Rule modelers (who could be developers or could be business analysts who aren't coders but are comfortable in Excel) use Corticon.js Studio to build the brain of the robot. OK, less a brain than a JavaScript file.

Front end developers will handle its body, starting from an open source form rendering template. Rules are defined in Corticon.js which specify what prompts to present to the user, the input type for responding to the prompt, in what order to present the prompts, constraints/validations on the entered data, how the previous responses may or may not impact subsequent prompts, and when the requisite data has been gathered and is ready to be passed along to downstream systems. While this logic is all defined in Corticon.js Studio, it will ultimately be transformed (or, technically, transpiled) into a Decision Service JavaScript bundle.

The front end rendering component in turn will be responsible for the styling of the forms' user interface and prompts, invoking the decision service when the user hits 'next', and rendering the components of the form that the decision service specifies, along with any constraints and validations it specifies.

For example, consider an insurance quoting form.
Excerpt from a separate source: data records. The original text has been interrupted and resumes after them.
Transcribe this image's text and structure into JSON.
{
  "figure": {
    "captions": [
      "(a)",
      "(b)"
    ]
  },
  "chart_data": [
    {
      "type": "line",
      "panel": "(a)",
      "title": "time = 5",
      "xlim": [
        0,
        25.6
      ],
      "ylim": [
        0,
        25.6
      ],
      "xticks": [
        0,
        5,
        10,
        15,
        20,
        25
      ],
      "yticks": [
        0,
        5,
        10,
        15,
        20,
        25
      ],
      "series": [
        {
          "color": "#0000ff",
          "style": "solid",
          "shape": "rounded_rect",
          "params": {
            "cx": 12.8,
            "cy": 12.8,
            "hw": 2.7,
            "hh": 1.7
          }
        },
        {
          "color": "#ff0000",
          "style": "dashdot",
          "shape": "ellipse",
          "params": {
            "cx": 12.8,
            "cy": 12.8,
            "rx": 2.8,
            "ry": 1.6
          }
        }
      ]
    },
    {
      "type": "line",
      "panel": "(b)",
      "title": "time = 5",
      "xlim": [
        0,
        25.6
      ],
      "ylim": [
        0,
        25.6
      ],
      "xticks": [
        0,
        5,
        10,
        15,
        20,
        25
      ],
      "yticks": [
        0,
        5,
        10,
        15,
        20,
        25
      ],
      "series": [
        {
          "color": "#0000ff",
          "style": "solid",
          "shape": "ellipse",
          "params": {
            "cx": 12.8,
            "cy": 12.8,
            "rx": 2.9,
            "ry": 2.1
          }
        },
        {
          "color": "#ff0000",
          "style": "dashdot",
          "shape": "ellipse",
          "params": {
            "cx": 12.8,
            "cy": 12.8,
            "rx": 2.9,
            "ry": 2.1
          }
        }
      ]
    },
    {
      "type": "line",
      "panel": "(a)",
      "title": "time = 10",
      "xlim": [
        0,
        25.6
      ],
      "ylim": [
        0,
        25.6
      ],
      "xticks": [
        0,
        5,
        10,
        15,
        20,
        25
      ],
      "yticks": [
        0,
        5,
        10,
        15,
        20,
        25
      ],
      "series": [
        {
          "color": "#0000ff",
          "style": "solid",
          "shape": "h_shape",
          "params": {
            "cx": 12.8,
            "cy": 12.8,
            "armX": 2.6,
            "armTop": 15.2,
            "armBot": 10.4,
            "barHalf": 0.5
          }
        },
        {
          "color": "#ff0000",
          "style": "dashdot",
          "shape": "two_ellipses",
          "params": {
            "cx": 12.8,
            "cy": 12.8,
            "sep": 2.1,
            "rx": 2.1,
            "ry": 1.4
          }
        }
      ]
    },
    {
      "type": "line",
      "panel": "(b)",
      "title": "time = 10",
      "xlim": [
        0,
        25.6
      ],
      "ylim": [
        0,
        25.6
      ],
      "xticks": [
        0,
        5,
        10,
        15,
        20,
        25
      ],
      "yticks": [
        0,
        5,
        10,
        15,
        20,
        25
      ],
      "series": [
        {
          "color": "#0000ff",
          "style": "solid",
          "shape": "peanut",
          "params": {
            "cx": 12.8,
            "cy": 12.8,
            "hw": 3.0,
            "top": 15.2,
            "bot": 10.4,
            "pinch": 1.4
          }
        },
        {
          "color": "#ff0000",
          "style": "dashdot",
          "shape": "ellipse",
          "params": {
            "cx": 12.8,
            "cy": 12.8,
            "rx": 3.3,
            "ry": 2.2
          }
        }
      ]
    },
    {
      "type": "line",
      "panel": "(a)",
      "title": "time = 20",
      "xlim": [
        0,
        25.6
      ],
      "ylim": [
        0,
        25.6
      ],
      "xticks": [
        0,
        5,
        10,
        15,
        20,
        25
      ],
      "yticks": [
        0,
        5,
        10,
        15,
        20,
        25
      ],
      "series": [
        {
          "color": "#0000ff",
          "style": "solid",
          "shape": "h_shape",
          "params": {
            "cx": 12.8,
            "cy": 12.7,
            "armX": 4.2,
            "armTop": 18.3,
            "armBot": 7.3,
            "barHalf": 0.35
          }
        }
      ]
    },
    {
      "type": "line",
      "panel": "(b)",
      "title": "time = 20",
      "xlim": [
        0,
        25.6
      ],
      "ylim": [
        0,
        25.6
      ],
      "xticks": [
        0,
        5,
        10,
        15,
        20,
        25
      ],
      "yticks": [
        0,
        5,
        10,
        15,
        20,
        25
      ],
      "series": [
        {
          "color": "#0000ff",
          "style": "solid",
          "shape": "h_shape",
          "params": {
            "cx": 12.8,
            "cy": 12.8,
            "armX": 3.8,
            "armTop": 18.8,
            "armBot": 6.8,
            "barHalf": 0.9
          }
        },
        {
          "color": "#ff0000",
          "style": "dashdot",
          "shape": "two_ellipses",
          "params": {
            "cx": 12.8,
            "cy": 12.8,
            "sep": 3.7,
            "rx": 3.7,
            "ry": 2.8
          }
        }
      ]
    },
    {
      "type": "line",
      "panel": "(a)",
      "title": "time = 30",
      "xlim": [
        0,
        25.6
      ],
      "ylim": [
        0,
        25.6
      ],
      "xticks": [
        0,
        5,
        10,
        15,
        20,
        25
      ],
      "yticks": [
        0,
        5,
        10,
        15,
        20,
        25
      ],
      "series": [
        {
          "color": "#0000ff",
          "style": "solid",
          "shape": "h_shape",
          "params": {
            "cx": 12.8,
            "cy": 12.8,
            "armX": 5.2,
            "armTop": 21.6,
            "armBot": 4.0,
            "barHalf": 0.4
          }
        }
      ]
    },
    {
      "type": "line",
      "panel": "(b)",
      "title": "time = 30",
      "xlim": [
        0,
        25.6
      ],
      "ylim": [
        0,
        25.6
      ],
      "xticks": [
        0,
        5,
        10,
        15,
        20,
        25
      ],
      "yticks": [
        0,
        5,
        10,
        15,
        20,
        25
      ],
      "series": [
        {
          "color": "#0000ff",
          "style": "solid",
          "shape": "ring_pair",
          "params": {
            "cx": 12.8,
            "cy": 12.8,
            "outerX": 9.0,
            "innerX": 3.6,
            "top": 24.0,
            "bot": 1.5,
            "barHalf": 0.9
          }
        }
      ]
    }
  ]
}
An optimal dynamic form for the quoting process should:

  • Guide the end user through the quoting process in the most efficient way possible—not wasting the end users' time with inapplicable inquiries such as 'Please Select a Vehicle Make (if applicable)' for a renter's insurance policy, or ask for the applicant's home address if we already know that they're an existing customer and thus we know this information already.
  • Not risk the end user abandoning the quoting process by making calls to a server every time something dynamic must happen.
  • At each juncture where the form determines what information is needed, evaluate the accrued user provided data, data already known about the user (e.g. via them being logged in and their info populated from a CRM), or data retrieved live from external endpoints
  • Maintain form rendering logic (rendering component only knows that when it is told to render a multi select dropdown UI component, it will look and behave like this) as a separate but interoperable component from the content of the prompt/responses itself (decision service logic doesn't care how the multi select dropdown looks or behave, but the content of the prompt should be X, the options should be populated from the array Y, and the selection of the end user's selected value should be captured in the browser session storage under fieldname Z.

To get you started building forms, we provide a form accelerator template which is made up of:

  • A base Corticon.js Rule Vocabulary comprised of the UI definition components that are able to render by the rendering HTML out of the box
  • A 'test driver' html page which allows form developers to test the form as they go and see how the different components work together
  • JS files which serve as the glue between the Decision Service file and the front end HTML. These will be preconfigured to 'translate' the terminology used in the rule vocabulary to specify UI components into the actual HTML input types etc.